Plus tout à fait un enfant, pas encore un adulte, une maturité en devenir, l’espoir chevillé au corps, mais l’incertitude quant à son propre avenir. Avec 60 années de recul, c’est ce qui caractérise mes seize ans …
C’était en 1962, pour moi déjà la 3ème année de travail et quel travail !!!
En ce temps-là, le vocabulaire ne s’ornait pas encore de fioritures : aujourd’hui, on dirait ouvrier agricole. Non ! J’étais valet de ferme, nourri et logé avec 12 000 francs par mois, en réalité 120 nouveaux francs … Ce fut suffisant pour payer comptant au bout de quelques mois ce beau vélomoteur Peugeot bleu qui remplaçait le vélo chaque dimanche pour retourner chez papa et maman à 15 km et le dimanche après-midi, aller au cinéma pendant l’hiver ou, d’avril à octobre, courir les fêtes locales dans une commune ou l’autre de la Basse Corrèze au Haut-Quercy. Une drôle de danse commençait à faire fureur : le twist regardé d’un œil suspicieux par les mamans jouant le rôle de chaperon de leurs filles adolescentes. A-ton idée de se tortiller de la sorte ?
Dans la ferme lotoise qui m’employait, il y avait une nouveauté dont je ne me lassais pas : la télévision ! A partir de 12h30, Paris-Club était animé par Jacques Chabannes et le soir, des variétés, des films ou du théâtre. Je me souviens de cette émission synchronisée avec la radio : Les Perses, tragédie grecque d’Eschyle. C’était en direct la Culture qui s’invitait chez les cultivateurs…
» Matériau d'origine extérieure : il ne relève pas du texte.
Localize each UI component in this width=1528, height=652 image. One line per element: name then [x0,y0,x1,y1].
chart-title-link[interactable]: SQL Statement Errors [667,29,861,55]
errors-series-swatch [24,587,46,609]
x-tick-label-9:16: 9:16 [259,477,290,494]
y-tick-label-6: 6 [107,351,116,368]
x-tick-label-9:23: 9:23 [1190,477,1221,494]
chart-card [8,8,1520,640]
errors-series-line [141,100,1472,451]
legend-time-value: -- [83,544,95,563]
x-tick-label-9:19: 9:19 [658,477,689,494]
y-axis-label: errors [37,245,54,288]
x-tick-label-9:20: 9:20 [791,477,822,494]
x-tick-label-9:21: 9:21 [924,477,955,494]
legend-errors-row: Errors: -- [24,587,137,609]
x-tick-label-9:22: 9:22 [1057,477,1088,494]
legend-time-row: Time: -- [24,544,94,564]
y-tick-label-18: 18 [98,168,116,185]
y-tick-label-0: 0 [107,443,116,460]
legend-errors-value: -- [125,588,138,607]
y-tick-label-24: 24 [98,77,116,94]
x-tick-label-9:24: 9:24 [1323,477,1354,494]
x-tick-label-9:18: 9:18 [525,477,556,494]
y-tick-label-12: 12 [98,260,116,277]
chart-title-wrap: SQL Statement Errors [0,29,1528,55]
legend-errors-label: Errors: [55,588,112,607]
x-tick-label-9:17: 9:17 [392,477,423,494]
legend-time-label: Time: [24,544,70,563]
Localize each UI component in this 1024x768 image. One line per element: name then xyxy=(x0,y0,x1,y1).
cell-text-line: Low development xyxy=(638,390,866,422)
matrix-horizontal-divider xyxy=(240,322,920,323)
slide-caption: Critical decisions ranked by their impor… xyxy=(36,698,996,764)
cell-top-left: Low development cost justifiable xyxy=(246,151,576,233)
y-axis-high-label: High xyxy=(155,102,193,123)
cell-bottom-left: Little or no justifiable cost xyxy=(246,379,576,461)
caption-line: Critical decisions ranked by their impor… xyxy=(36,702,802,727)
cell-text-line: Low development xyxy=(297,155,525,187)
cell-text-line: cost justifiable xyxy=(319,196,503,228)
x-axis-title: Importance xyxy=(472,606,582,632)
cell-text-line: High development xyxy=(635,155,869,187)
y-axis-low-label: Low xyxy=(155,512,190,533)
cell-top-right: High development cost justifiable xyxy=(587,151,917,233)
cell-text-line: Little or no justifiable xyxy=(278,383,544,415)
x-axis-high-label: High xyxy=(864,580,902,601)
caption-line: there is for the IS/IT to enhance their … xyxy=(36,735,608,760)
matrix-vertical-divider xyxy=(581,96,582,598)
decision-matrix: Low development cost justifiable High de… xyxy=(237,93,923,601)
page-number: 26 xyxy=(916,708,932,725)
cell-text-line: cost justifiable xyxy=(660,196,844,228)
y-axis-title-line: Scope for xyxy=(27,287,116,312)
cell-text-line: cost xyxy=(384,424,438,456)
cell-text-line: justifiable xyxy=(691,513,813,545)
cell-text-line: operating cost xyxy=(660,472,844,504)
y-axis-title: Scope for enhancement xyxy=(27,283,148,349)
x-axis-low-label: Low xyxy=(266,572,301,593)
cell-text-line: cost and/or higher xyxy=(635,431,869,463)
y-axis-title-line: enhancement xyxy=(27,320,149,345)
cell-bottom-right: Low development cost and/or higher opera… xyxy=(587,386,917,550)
C’est aussi la télévision qui nous apporta une bonne nouvelle. 19 mars 1962, c’était le cessez-le-feu de la guerre d’Algérie qui durait depuis 1954. Arnaud, le 3ème de mes frères après Roland et Robert, pouvait en toute quiétude attendre sa démobilisation après 26 mois d’armée. Quiétude, enfin pas tout à fait, parce que l’OAS n’acceptant pas l’abandon de l’Algérie, multipliait les attentats comme celui de Boulogne, le 7 février 1962, qui visait André Malraux, Ministre du Général de Gaulle. Delphine Renard, 4 ans 1/2 , fut grièvement blessée, victime de la folie meurtrière des factieux de l’Algérie française. Incarnation de l'innocence blessée, son visage ensanglanté, mutilé, fera le tour du monde. Il bouleverse la France qui découvre avec effroi la rage de ces colonialistes. Jeune adolescent, je m’inquiétais pour Arnaud, soldat à Alger.
Mais il y avait le travail. Du lundi au dimanche inclus, il convenait d’accomplir une partie essentielle de ma mission, curer les étables des 200 cochons en pension momentanée à la porcherie. Le croirez-vous ? C’est gentil, ces bestiaux …
Avec ma grande pelle, j’entrais dans le logement que se partageaient 8 à 10 porcs. Avec un sens inné de la bienséance, ils déposaient leurs excréments dans le coin opposé de l’auge qui recevait leur pâtée, aliment en poudre mélangé à l’eau. Je n’irais pas jusqu’à dire qu’ils remerciaient leur valet de chambre, mais ils ne l’importunaient point dans son travail. Et en bons cochons qui se respectent, à six mois, ils atteignaient les 100 kg et méritaient alors le titre de porcs charcutiers.
Parlons gros sous … Si ma mémoire ne me trahit pas, le porc charcutier sur pied se vendait 3 francs le kg, mon patron encaissait 30 F par bestiau mené à bon port ; donc, avec le boni de 4 cochons, il payait mon salaire mensuel. Quant à la nourriture ? Non, je ne partageais pas l’auge des cochons, je mangeais à la table familiale, fort bien ma foi …
Un dimanche matin, au casse-croûte, Marguerite, la patronne, balança un pavé dans la mare :
- Tu as dû t'en rendre compte, il y a de moins en moins de travail pour toi. Camille vient de vendre les vignes à André ; les cochons, avec cette espèce de maladie qui nous les crèvent quand ils approchent les 100 kg, on va arrêter complètement. Mais ne t’affole pas, tu peux encore rester quelques semaines, le temps de trouver autre chose …
Le premier grand saut s’annonçait brutalement pour le jeune adolescent encore trop jeune pour un travail en usine autre qu’apprenti. Mais l’apprentissage ne nourrissant pas son homme, Jean, mon beau-frère me proposa de tenter ma chance dans le maraîchage à 500 mètres de chez lui, dans la cité gaillarde.